Bereits mehrfach hatte Steffen überlegt wieder zu seinem Auto zurückzukehren und Richtung Klinikum zu fahren. Er wollte die Sache mit Alex klären. Es machte ihn fertig, dass ihre Beziehung nun am Rande des Abgrunds stand. Er hatte doch alles dafür getan, dass es funktionierte. Er wollte sich voll und ganz auf die Sache mit Alex einlassen, doch anscheinend war ihm dies nicht gelungen. Selbst Alex hatte gespürt, dass ihn irgendwas aufhielt. Und diese Person war Filip. In seinem Unterbewusstsein, hatte er für Filip immer wieder die Handbremse angezogen. "Wieso kannst du mich nicht endlich in Ruhe lassen? Wieso kann ich dich nicht endlich vergessen?", schrie Steffen wütend in die Welt hinaus. Er wollte, dass der Tscheche aufhörte in seinem Unterbewusstsein herumzuirren. Immer wieder war Steffen kurz davor zu Alex zu fahren. Er wollte die Sache jetzt klären. Er hasste dieses Gefühl, dass da diese Ungewissheit war. Doch er wusste auch, dass er Alex nicht gegenüber treten konnte und ihm sagen könnte er hätte keine Gefühle mehr für Filip. Weil dies einfach nicht der Wahrheit entsprach. Noch immer sorgte der Tscheche dafür, dass sein Herz schneller zu schlagen begann, wenn er in Steffens Nähe war. Noch immer sehnte er sich nach der Nähe des Tschechens. Er schaffte es einfach nicht loslassen zu können. Würde er jemals überhaupt jemand anderen so lieben können wie er Filip liebte? Steffen würde so gerne anders fühlen. Er wünschte er hätte diese Gefühle nicht. Doch er konnte sie einfach nicht leugnen.

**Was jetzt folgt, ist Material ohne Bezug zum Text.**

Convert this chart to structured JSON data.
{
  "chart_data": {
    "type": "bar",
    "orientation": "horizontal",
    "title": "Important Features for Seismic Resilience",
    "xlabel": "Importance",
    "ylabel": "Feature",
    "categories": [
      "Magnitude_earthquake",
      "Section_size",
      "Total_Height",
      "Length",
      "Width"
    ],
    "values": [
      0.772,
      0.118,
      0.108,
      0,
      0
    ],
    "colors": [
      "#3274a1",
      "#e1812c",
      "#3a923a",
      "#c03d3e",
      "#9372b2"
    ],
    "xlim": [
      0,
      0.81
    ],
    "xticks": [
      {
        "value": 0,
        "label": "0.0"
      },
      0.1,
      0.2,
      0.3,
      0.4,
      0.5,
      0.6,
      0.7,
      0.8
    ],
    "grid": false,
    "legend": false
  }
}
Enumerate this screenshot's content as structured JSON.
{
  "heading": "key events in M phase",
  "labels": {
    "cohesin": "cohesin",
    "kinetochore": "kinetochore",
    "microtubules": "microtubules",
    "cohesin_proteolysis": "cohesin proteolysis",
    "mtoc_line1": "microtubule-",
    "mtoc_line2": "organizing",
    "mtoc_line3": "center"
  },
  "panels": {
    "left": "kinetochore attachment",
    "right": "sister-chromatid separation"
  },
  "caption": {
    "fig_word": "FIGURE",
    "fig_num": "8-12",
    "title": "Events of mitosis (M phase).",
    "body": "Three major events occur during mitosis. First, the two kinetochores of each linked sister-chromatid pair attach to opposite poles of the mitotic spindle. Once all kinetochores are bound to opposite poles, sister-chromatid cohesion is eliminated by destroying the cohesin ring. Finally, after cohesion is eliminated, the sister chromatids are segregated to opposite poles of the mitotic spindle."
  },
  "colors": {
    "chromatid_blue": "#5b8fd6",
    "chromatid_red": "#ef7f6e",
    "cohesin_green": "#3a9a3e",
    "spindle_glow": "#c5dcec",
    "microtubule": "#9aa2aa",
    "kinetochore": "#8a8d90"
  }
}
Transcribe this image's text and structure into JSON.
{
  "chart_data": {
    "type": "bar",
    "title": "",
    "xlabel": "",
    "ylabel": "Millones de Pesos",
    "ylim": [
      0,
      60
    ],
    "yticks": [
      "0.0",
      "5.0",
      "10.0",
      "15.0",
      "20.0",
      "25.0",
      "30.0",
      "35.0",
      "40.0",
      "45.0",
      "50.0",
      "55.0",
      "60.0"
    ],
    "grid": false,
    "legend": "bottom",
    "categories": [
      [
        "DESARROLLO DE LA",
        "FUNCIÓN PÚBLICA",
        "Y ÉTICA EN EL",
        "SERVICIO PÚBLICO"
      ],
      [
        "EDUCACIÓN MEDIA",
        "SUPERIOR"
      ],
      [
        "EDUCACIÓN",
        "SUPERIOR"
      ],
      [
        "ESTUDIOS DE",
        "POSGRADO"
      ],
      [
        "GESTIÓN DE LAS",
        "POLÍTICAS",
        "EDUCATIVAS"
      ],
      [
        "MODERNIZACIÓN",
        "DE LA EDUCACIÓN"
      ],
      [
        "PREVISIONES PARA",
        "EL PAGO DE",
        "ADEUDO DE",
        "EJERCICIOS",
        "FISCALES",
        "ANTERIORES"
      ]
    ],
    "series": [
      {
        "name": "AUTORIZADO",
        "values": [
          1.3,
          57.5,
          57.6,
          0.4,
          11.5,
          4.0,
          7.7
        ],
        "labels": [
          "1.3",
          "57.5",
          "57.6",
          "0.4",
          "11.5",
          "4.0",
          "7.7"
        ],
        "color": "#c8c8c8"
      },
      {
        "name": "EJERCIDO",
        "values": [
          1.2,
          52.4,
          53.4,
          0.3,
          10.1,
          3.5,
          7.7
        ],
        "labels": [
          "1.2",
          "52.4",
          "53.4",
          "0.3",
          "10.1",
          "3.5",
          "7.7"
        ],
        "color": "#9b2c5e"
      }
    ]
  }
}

Diese Erkenntnis sorgte dafür, dass Steffen noch mehr in Tränen ausbrach. Er sah wie seine Zukunft mit Alex immer mehr zu wackeln begann. War das bereits das Ende? Gab es für sie noch irgendein bisschen Hoffnung. Wie könnte er die Beziehung noch retten? Gab es dafür überhaupt noch eine Gelegenheit oder hatte er es erneut verkackt? Steffen spürte wie diese Angst vor dem Alleinsein wieder größer wurde. Er wollte nicht wieder an diesen Punkt zurückkehren. Er wollte weiterhin dieses Gefühl haben, jemanden an seiner Seite zu haben. Er wollte morgens nicht wieder alleine aufwachen müssen. Unter all seine Gedanken drängte sich jedoch immer wieder diese Frage: Was wollte Filip ihm sagen, bevor Alex reingekommen war? Diese Frage ließ Steffen einfach nicht los. Er würde so gerne wissen, was der Tscheche ihm sagen wollte. Auf einmal fiel sein Blick auf die Uhr. 9:50! In zehn Minuten würde das Training beginnen. Ein genervtes Stöhnen entfuhr Steffens Kehle. Er hatte die Zeit vollkommen vergessen. Er würde wieder zu spät kommen. Wo war er aktuell bloß mit seinen Gedanken? Aktuell hatte er das Gefühl, dass der Handball bei ihm nicht mehr an erster Stelle stand. Er hatte seinem privaten Leben und Problemen Vorrang gelassen. Dies spiegelte sich auch in seinen Leistungen wieder. Aktuell hatte er fast ausschließlich nur noch Einsatzzeiten in der Abwehr. Harald hatte seine Position schon vor langer Zeit eingenommen. Während seine Leistungen schwanken wies Harald aktuell eine Konstanz auf. Im Gegensatz zu ihm kam er auch nicht gefühlt zu jeder Trainingseinheit zu spät. Er war auch im Gegensatz zu Steffen nicht immer mit den Gedanken irgendwo anders. Wo war der Steffen geblieben, der für den Sport lebte. Der seinen Kopf im Training vollkommen ausschalten konnte und sich nur auf das sportliche konzentrierte. Diesen Steffen vermisste Steffen. Würde er diesen überhaupt noch wiederfinden oder war dieser auch für immer verschwunden?